At approximately 170 feet above sea level, High Halstow is one of the highest points on the Hoo Peninsula.
The Romans have been credited with the first two attempts at building a sea wall. The subsequent draining of the marshes had a two-fold benefit in that pastureland was created which supported the hardy sheep and the indigent malaria bearing mosquito was deprived of their breeding grounds.
One would have imagined that the Hoo Peninsula would have been a prime target during wartime attacks, lying as it does in such an exposed position. Luckily for the residents at the time, very few bombs actually landed here.
The geological make up of the area is predominately clay which gives rise to subsidence problems in some areas.
Some years ago there was a land-slip to the east of the village when a large mass of land slipped away, exposing an underlying gravel bed. This unique geological fault was a feature of great scientific interest at the time but now attracts fewer visitors. It is thought in some quarters that the slippage was as a result of dredging being carried out in the Thames, because of the coincidence in timing. Strict rules regarding piling for any new building around this area are now in place.
The area of High Halstow Woods, now owned by the RSPB, ebbed and flowed with the passing years. A large area to the West of the existing wood is now undergoing reforestation, providing habitat, no doubt, for a myriad of small animals.
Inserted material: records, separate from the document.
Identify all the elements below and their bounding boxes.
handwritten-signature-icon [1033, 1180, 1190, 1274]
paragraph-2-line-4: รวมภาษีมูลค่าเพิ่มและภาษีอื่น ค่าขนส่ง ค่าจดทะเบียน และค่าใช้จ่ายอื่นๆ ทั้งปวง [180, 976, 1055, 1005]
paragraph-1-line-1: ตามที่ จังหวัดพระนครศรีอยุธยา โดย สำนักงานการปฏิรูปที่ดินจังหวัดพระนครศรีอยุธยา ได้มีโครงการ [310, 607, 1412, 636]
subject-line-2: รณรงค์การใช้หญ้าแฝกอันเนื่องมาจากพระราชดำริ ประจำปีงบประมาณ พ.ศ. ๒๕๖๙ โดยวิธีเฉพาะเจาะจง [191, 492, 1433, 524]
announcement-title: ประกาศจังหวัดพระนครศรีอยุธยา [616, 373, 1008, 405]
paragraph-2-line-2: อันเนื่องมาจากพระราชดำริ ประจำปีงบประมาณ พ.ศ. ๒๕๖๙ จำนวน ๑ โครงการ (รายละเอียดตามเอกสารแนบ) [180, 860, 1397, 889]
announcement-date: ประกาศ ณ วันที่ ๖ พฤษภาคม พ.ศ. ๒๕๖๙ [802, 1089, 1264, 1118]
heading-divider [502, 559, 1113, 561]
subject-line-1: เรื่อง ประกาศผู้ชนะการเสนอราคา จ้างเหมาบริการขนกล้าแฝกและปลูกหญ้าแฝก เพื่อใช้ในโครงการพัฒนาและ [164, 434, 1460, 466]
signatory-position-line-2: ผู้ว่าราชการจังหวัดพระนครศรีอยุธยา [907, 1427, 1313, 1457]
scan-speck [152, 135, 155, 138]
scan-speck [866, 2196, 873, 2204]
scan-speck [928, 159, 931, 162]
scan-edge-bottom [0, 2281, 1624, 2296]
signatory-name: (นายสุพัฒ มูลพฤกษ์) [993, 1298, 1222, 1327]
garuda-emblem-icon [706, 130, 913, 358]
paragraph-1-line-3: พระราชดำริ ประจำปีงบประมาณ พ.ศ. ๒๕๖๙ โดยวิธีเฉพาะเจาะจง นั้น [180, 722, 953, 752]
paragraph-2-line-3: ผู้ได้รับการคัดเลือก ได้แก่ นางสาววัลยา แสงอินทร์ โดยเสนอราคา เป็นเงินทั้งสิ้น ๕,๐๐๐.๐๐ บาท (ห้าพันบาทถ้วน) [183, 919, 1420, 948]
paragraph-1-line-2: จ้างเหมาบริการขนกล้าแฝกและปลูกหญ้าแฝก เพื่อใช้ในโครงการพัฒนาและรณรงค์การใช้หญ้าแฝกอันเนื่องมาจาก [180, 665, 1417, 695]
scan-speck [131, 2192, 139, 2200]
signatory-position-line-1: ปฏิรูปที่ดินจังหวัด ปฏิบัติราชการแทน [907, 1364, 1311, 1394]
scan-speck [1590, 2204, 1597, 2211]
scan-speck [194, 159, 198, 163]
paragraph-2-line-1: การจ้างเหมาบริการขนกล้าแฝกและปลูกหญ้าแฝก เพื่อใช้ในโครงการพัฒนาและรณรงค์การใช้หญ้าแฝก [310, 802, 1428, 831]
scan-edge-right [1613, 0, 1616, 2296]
The clement weather on the Peninsula makes it an ideal venue for crop growing. Local farms have secured prestigious contracts with the high quality fruit and vegetables they are able to provide. However residents of High Halstow know well that the weather can be localised. Prudent villagers will always go well prepared, knowing that once they leave the sunshine of the village, they can easily disappear into the fog before even reaching the A228.